The published treatment modalities include resection surgery, targeted therapy, radiotherapy, and chemotherapy. Complete surgical excision with pulmonary endarterectomy is recommended as it provides the best survival benefit 4, 5. According to recent studies, multimodal treatment with adjuvant or neoadjuvant chemotherapy and/or radiotherapy might result in a favourable survival curve compared to monotherapy such as surgery alone 4, 6, 15, 16. However, further studies are required to confirm the benefit.
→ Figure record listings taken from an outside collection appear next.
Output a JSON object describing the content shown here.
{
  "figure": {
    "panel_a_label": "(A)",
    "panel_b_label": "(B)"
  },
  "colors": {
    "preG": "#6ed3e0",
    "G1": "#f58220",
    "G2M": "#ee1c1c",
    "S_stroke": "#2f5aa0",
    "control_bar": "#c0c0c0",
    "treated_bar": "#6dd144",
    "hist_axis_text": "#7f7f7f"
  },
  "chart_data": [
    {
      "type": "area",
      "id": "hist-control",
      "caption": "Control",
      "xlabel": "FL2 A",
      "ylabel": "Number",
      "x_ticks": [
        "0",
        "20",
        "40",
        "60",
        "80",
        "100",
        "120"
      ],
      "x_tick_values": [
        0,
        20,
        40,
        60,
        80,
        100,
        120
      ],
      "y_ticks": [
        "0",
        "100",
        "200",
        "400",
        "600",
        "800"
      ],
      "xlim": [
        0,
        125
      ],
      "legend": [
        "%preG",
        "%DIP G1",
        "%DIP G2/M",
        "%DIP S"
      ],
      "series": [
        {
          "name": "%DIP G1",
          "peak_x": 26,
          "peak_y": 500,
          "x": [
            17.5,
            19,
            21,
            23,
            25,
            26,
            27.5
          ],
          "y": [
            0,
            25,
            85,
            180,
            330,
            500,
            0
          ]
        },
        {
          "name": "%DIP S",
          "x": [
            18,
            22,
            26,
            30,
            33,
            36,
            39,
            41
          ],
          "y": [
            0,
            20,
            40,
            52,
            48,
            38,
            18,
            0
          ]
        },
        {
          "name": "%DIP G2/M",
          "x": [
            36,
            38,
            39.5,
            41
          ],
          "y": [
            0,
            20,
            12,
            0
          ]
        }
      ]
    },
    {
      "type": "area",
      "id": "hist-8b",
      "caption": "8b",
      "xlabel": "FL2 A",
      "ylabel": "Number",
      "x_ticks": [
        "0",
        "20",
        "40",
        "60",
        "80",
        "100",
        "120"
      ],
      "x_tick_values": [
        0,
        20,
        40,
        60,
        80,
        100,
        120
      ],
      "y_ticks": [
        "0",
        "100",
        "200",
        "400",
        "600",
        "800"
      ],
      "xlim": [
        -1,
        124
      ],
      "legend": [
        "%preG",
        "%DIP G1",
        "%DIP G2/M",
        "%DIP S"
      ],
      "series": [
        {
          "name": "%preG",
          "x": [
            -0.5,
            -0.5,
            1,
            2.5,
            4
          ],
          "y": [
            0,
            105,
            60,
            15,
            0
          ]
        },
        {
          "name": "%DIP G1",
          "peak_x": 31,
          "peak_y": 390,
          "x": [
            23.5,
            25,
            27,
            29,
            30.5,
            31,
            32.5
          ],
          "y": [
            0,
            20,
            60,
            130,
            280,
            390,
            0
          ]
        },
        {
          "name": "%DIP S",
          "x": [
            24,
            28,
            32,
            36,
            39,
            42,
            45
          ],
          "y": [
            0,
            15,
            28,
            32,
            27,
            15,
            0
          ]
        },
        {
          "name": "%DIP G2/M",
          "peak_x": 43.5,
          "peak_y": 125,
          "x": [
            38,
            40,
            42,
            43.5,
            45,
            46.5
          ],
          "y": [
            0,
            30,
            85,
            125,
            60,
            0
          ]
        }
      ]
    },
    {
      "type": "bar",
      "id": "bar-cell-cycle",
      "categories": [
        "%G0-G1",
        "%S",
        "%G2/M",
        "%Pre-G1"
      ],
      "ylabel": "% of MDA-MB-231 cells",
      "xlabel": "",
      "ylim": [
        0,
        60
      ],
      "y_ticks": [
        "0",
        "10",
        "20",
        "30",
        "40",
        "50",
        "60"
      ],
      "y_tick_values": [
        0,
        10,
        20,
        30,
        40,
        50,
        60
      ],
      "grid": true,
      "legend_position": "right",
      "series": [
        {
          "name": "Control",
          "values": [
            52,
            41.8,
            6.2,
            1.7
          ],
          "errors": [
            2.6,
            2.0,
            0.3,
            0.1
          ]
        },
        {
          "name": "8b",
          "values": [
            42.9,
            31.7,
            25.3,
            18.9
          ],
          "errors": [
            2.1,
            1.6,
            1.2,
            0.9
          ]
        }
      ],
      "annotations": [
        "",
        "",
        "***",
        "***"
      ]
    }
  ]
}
Chemotherapy regimens include adriamycin plus isosfamide, gemcitabine plus taxane, or dacerbazine 4. As for targeted therapy, a multi‐targeted receptor tyrosine kinase inhibitor, panzopanib, which was approved for advanced soft tissue sarcoma by the Food and Drug Administration (FDA), has been reported to be useful in treating pulmonary artery sarcoma. Kollár et al. 17 and Funatsu et al. 18 described a partial response of pulmonary artery sarcoma to panzopanib. Combination of radiotherapy and panzopanib as a second‐line treatment was also described 15. However, owing to the limited available evidence, their positive response over panzopanib alone warrants further evaluation.

In our case, there was residual tumour after the surgery, causing external compression. After adjuvant chemotherapy with epirubicin plus isosfamide, regression of the residual tumour was observed and there was release of external compression.

The prognosis of pulmonary artery sarcoma is very poor. The survival without treatment is only 1.5 months 5. A study 4 reported that the median survival was prolonged to 36.5 ± 20.2 months with complete surgical resection versus 11 ± 3 months with incomplete surgical resection. The study also reported that the median survival was 24 ± 8 months for those with multimodal treatment compared to eight months with monotherapy.

Disclosure Statement

Appropriate written informed consent was obtained for publication of this case report and accompanying images.